Cara kedua adalah bersifat khuthuth al ‘aridhah atau secara garis besar yaitu aturan dan konsep ilahiyah hanya dijelaskan garis besarnya saja dengan penjelasan singkat namun bermakna. Pada ranah ini maka menjadi tugas cendekiawan atau ulama yang memiliki kapasitas dalam membedah isyarat ilahiyah dalam setiap teks sumber wahyu yang ada untuk menemukan pesan-pesan penting yang disembunyikan dalam setiap teks nya, hal ini terbuka luas untuk melakukan ijtihad atau formulasi aturan atau konsep sebagaimana yang dimaksudkan oleh Allah swt. Pada cara yang kedua ini, membuka ruang bebas untuk melakukan diskusi guna menghasilkan konsep-konsep baru yang sesuai dengan nilai dasar profetik. Metode khuthut ‘aridhah atau garis besar dalam konsep awal biasanya berkaitan dengan aspek hubungan sosial kemanusiaan, interaksi ekonomi, konstruksi politik dan berbagai hal kemashlahatan kehidupan sosial manusia dan sebagainya.

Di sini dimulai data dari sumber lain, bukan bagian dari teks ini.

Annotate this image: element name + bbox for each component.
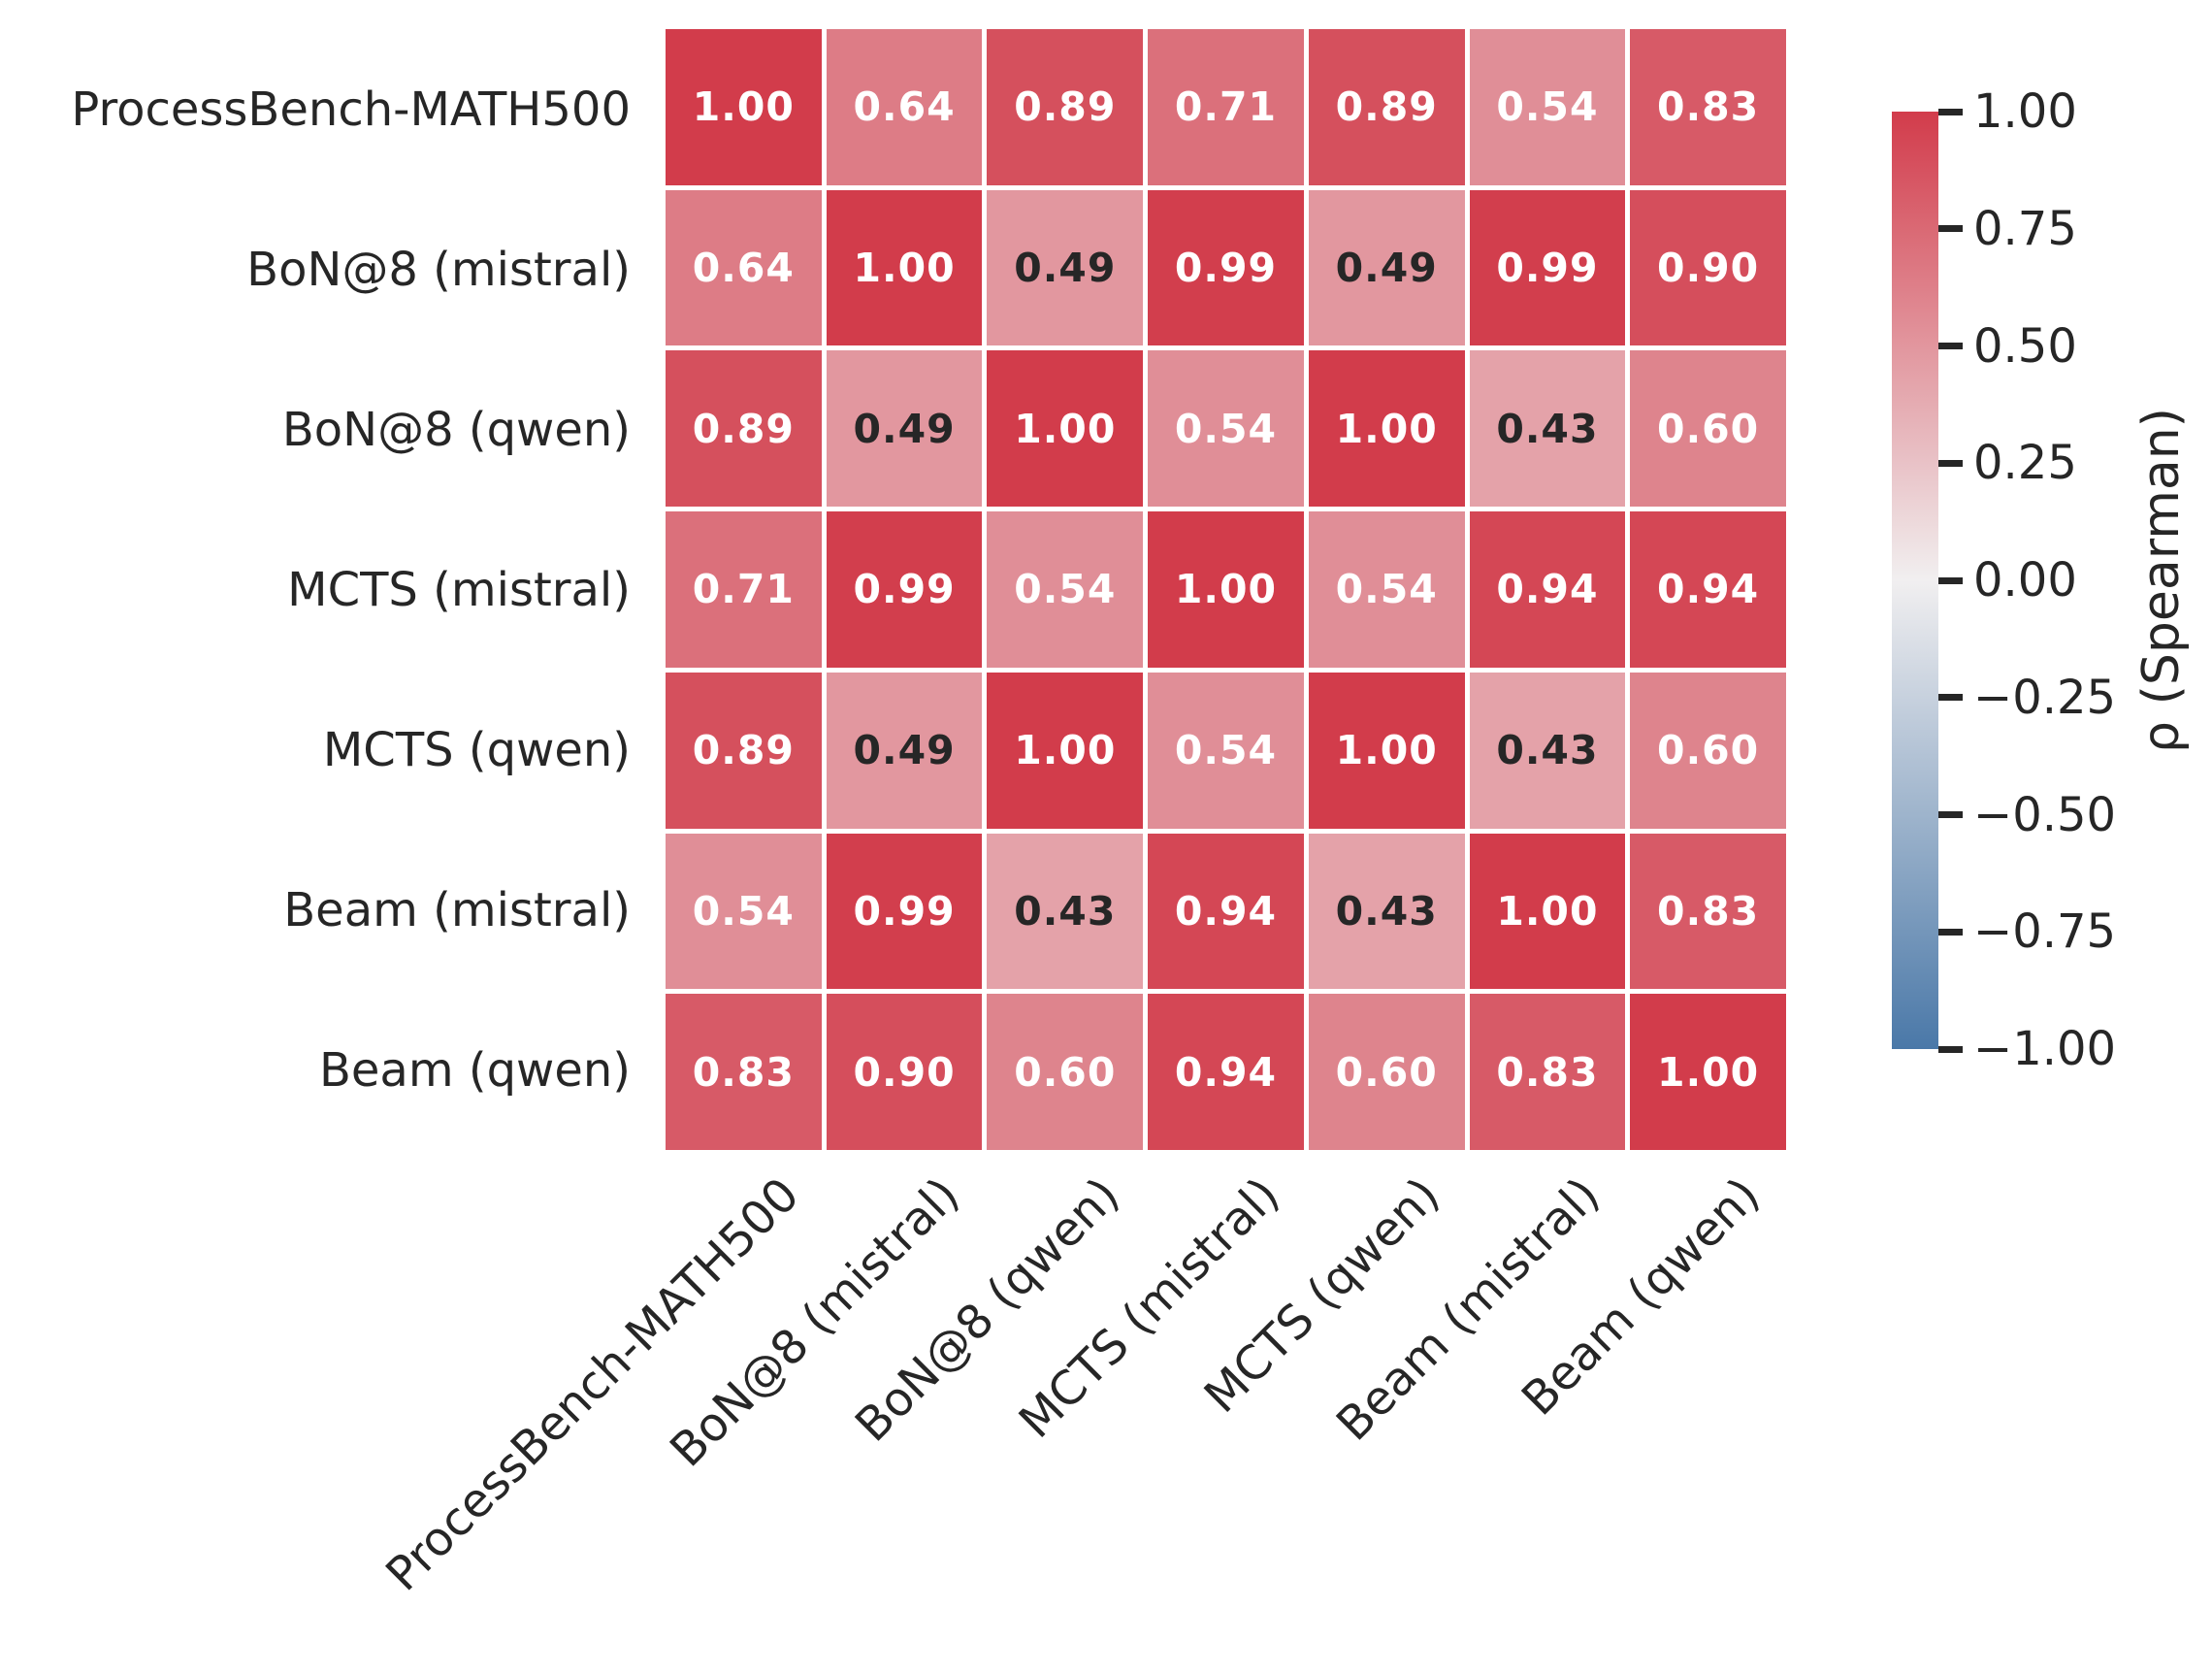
heatmap-cell: 0.49 xyxy=(1308,189,1465,346)
heatmap-cell: 0.89 xyxy=(987,29,1144,185)
heatmap-cell: 1.00 xyxy=(1469,833,1626,990)
heatmap-cell: 0.71 xyxy=(1148,29,1304,185)
y-tick-label: ProcessBench-MATH500 xyxy=(71,82,631,137)
colorbar-tick-mark xyxy=(1938,459,1963,467)
colorbar-tick-mark xyxy=(1938,108,1963,115)
heatmap-cell: 0.90 xyxy=(826,994,983,1150)
heatmap-cell: 0.94 xyxy=(1630,511,1786,668)
heatmap-cell: 0.99 xyxy=(826,833,983,990)
heatmap-cell: 0.54 xyxy=(666,833,822,990)
heatmap-cell: 0.43 xyxy=(1469,672,1626,829)
heatmap-cell: 1.00 xyxy=(1630,994,1786,1150)
heatmap-cell: 1.00 xyxy=(1308,350,1465,508)
colorbar-tick-label: 0.00 xyxy=(1973,553,2077,608)
y-tick-label: BoN@8 (mistral) xyxy=(246,242,631,297)
colorbar-tick-mark xyxy=(1938,1045,1963,1053)
heatmap-cell: 0.49 xyxy=(826,672,983,829)
heatmap-cell: 1.00 xyxy=(987,672,1144,829)
heatmap-cell: 0.90 xyxy=(1630,189,1786,346)
y-tick-label: Beam (qwen) xyxy=(318,1042,631,1098)
heatmap-cell: 0.99 xyxy=(1148,189,1304,346)
colorbar-tick-mark xyxy=(1938,811,1963,818)
colorbar-tick-mark xyxy=(1938,576,1963,584)
heatmap-cell: 0.43 xyxy=(1308,833,1465,990)
colorbar-tick-label: −1.00 xyxy=(1973,1022,2117,1076)
heatmap-cell: 0.64 xyxy=(666,189,822,346)
heatmap-cell: 0.83 xyxy=(1469,994,1626,1150)
heatmap-cell: 1.00 xyxy=(987,350,1144,508)
colorbar-tick-label: −0.75 xyxy=(1973,904,2117,960)
colorbar-tick-mark xyxy=(1938,225,1963,233)
heatmap-cell: 0.54 xyxy=(1308,511,1465,668)
heatmap-cell: 0.89 xyxy=(1308,29,1465,185)
heatmap-cell: 1.00 xyxy=(1308,672,1465,829)
heatmap-cell: 0.43 xyxy=(1469,350,1626,508)
colorbar-tick-label: 0.25 xyxy=(1973,436,2077,491)
heatmap-cell: 0.83 xyxy=(666,994,822,1150)
heatmap-cell: 0.54 xyxy=(1469,29,1626,185)
heatmap-cell: 0.89 xyxy=(666,350,822,508)
heatmap-cell: 0.60 xyxy=(987,994,1144,1150)
y-tick-label: BoN@8 (qwen) xyxy=(281,402,631,457)
heatmap-grid: 1.00 0.64 0.89 0.71 0.89 0.54 0.83 0.64 1.00 0.49… xyxy=(666,29,1786,1150)
heatmap-cell: 0.54 xyxy=(1148,672,1304,829)
heatmap-cell: 0.43 xyxy=(987,833,1144,990)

Kesempurnaan konsep profetik ini dapat terlihat pada tingkat komprehensif aturan dan konsep dalam beragam pola hubungan. Antara lain tentang bagaimana manusia berinteraksi dengan Tuhannya, berupa konsep ibadah, dzikir. Pola hubungan manusia dengan dirinya sendiri, berupa konsepsi tentang aurat (batasan diri yang harus ditutupi), sehingga lahirlah konsep tentang pakaian dan mode (pakaian, rambut, berhias) yang dibenarkan dalam perspektif profetik. Termasuk pula tentang konsepsi kebersihan dan kesucian diri (taharah), manajemen waktu atau tindakan yang dianggap bernilai berkiitan dengan waktu, serta banyak lagi lainnya yang kesemua ini merupakan bagian dari fenomena komunikasi manusia.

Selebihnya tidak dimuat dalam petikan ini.